1. We have referred to IAS 36 to make the decision on the amount that should be impaired by Eagle in Italy. Since in the case it says that there are qualitative factors that suggest an impairment is likely, we have to evaluate based on the recoverability test. IAS claims that we can recognize an impairment loss under the following circumstances: “If, and only if, the recoverable amount of an asset is less than its carrying amount, the carrying amount of the asset shall be reduced to its recoverable amount. That reduction is an impairment loss.”(IAS36-59). To be able to determine the amount impaired, we have to find the definition of recoverable amount.
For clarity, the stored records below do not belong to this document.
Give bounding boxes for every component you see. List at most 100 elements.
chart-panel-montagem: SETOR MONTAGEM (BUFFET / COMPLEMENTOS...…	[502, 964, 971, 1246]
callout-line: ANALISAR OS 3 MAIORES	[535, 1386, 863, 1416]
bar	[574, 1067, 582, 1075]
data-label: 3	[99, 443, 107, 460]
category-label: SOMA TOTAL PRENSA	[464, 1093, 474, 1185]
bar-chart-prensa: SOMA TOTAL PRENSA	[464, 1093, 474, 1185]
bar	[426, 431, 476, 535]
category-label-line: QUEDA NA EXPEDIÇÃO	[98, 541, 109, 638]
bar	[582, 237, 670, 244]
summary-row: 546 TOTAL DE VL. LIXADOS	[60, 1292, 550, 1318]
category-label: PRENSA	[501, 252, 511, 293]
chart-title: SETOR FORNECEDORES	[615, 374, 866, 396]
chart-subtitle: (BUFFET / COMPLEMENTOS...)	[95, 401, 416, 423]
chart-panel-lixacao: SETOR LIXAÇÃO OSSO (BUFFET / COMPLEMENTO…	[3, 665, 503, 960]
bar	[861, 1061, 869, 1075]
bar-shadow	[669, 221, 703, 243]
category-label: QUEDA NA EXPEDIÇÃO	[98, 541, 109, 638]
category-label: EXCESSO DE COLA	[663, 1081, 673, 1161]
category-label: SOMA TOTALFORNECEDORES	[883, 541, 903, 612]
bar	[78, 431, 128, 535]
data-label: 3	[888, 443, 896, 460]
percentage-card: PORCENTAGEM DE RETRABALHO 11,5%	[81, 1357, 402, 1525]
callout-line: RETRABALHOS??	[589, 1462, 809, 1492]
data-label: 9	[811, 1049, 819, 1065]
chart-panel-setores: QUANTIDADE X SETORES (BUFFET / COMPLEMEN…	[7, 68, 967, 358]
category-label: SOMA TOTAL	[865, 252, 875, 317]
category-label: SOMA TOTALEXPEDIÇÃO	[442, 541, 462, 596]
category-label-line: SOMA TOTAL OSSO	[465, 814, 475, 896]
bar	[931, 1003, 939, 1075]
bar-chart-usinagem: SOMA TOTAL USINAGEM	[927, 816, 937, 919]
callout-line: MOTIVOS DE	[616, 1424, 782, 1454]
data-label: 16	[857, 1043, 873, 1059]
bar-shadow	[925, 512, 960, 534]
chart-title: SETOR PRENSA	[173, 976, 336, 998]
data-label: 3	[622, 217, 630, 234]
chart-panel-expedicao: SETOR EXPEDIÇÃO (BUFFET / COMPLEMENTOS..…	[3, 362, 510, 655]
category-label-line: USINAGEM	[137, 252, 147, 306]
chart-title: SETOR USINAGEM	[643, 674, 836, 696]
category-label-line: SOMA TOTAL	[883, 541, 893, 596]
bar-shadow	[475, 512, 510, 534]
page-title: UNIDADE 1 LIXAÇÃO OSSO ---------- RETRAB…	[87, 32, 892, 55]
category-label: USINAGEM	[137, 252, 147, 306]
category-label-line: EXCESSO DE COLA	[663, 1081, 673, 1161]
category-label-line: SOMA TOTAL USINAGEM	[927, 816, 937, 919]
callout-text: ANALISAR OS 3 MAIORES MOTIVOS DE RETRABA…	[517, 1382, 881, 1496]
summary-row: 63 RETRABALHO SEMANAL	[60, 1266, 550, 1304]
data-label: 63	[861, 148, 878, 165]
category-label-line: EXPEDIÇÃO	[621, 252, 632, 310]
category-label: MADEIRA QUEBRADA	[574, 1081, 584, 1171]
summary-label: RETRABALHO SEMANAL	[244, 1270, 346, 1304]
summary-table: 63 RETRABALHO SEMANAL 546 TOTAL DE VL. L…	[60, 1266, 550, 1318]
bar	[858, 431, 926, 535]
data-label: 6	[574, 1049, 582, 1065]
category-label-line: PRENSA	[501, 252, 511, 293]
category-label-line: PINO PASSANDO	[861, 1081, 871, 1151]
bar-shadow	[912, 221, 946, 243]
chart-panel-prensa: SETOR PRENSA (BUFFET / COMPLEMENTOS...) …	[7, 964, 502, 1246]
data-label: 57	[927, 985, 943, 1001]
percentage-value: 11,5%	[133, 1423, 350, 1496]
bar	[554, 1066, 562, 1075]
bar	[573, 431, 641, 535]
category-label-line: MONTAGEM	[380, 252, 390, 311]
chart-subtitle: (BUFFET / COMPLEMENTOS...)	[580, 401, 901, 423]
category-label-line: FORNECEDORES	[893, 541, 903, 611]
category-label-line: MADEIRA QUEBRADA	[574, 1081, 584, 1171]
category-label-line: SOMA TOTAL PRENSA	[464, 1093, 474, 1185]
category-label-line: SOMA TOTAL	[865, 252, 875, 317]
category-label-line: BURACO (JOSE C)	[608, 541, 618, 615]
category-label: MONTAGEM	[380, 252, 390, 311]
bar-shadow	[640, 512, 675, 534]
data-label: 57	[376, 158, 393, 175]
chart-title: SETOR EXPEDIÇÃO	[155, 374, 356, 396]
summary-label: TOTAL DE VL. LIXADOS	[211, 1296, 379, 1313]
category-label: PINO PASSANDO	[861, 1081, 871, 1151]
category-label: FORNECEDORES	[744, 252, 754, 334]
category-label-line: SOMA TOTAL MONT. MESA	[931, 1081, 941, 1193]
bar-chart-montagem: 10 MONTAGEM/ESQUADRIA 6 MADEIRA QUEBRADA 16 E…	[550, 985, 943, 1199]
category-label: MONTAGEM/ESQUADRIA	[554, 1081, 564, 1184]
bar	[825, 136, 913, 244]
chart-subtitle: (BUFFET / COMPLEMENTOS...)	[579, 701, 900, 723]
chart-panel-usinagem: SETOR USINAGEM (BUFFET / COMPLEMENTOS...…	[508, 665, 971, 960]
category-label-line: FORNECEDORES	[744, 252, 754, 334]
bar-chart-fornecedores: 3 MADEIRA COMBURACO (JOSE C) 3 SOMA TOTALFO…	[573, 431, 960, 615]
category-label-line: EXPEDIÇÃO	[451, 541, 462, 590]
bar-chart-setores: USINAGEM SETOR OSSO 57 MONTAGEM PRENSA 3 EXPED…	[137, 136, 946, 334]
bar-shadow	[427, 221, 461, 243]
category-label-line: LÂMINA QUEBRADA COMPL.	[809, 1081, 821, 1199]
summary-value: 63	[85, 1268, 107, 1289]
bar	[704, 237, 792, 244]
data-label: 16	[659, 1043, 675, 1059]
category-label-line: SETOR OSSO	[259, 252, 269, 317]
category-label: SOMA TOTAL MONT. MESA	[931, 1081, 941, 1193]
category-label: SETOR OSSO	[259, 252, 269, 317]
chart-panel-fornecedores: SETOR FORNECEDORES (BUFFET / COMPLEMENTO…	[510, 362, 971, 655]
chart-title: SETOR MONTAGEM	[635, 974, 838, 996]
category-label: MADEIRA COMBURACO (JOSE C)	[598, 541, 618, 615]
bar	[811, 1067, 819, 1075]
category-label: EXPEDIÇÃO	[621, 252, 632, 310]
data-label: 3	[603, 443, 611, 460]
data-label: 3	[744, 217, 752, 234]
On Page 13 in IAS 36, the recoverable amount of an asset is, “the higher of its fair value less costs to sell and its value in use. (P-13 IAS 36) So, the impairment loss is 1100, 000-900,000=200,000

2. According to the FASB, “An impairment loss shall be recognized only if the carrying amount of a long-lived asset (asset group) is not recoverable and exceeds its fair value.”(360-10-35-17) However, in this case the recoverable costs is 1,150,000 which is larger than the carrying value 1,100,000. Thus, we do not need to record the impairment loss under GAAP.

3. Part 1
IFRS
Under IFRS, “A cash-generating unit to which goodwill has been allocated shall be tested for
Impairment annually, and whenever there is an indication that the unit may be impaired, by comparing the carrying amount of the unit, including the goodwill, with the recoverable amount of the unit. If the recoverable amount of the unit exceeds the carrying amount of the unit, the unit and the goodwill allocated to that unit shall be regarded as not impaired. If the carrying amount of the unit exceeds the recoverable amount of the unit, the entity shall recognize the impairment loss in accordance with paragraph 104.”